Icelandic humanist group first to get legal recognition as a “secular life stance organisation”

Posted: Wed, 08 May 2013

Icelandic humanist group first to get legal recognition as a “secular life stance organisation”

On Friday 3 May 2013, the Icelandic Ethical Humanist Association, Sidmennt, was registered as the first "secular life stance organization" in Iceland. This move comes in accordance with a law, passed by the Icelandic Parliament earlier this year, which regulates registered religions and life stance organisations.

The President of Sidmennt, Hope Knutsson, has expressed deep gratitude for Sidmennt's new status, stating that by making an ethical and Humanist association fully equal in terms of institutional recognition, Iceland is again at the forefront of human rights victories worldwide. She said: "Our Humanist life stance is now officially recognized by the government. This turning point demonstrates that in Iceland there are progressive people who respect human rights. Icelandic recognition of GLBT rights in recent decades is an excellent example and now people with a secular Humanist philosophy of life are gaining respect and acceptance".

Sidmennt has been organising secular confirmation ceremonies for 25 years, and secular and Humanist baby-namings, weddings, and funerals for 5 years. As a listed organisation in the national registry, Sidmennt's marriage ceremonies will now have legal status, meaning that couples will no longer have to go to government authorities to have a non-religious wedding.

Sidmennt will also now benefit from the so-called 'church tax' for people who join through that institution.
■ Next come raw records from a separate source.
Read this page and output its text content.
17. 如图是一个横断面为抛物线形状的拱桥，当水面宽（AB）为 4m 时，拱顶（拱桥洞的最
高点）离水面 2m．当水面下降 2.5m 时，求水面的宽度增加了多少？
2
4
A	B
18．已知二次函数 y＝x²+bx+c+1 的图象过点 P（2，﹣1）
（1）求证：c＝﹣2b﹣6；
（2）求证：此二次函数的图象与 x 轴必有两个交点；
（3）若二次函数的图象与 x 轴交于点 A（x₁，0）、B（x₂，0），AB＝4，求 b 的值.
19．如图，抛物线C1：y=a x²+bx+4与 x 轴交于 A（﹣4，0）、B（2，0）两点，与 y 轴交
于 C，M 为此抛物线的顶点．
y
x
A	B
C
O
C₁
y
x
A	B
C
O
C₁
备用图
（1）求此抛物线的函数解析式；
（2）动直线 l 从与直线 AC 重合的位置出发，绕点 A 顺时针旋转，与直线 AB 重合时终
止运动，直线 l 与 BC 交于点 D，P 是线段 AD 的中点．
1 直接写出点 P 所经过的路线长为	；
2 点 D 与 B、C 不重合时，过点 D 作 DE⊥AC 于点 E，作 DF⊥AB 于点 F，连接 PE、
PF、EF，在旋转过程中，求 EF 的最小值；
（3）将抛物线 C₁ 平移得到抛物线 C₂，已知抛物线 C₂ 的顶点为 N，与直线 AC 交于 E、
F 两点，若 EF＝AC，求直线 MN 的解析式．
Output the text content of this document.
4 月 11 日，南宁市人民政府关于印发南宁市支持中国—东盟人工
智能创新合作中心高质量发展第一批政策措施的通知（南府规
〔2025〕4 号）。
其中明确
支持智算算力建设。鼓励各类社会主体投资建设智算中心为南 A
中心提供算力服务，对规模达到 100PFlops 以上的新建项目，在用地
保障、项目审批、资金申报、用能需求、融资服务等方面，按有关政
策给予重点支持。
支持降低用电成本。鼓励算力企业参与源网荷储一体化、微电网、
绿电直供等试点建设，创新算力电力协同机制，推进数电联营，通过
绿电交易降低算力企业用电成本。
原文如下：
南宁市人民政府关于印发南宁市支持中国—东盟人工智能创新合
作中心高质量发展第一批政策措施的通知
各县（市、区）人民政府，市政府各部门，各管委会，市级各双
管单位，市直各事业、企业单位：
Knutsson noted the benefits of this for Sidmennt's prospects of growth: "Almost all of the work within Sidmennt […] has been done on a volunteer basis which has limited its growth. We look forward now to being able to develop our services and programs more fully and to continue to work for separation of church and state and towards a truly secular society where diversity and respect for all life stances and human rights are celebrated".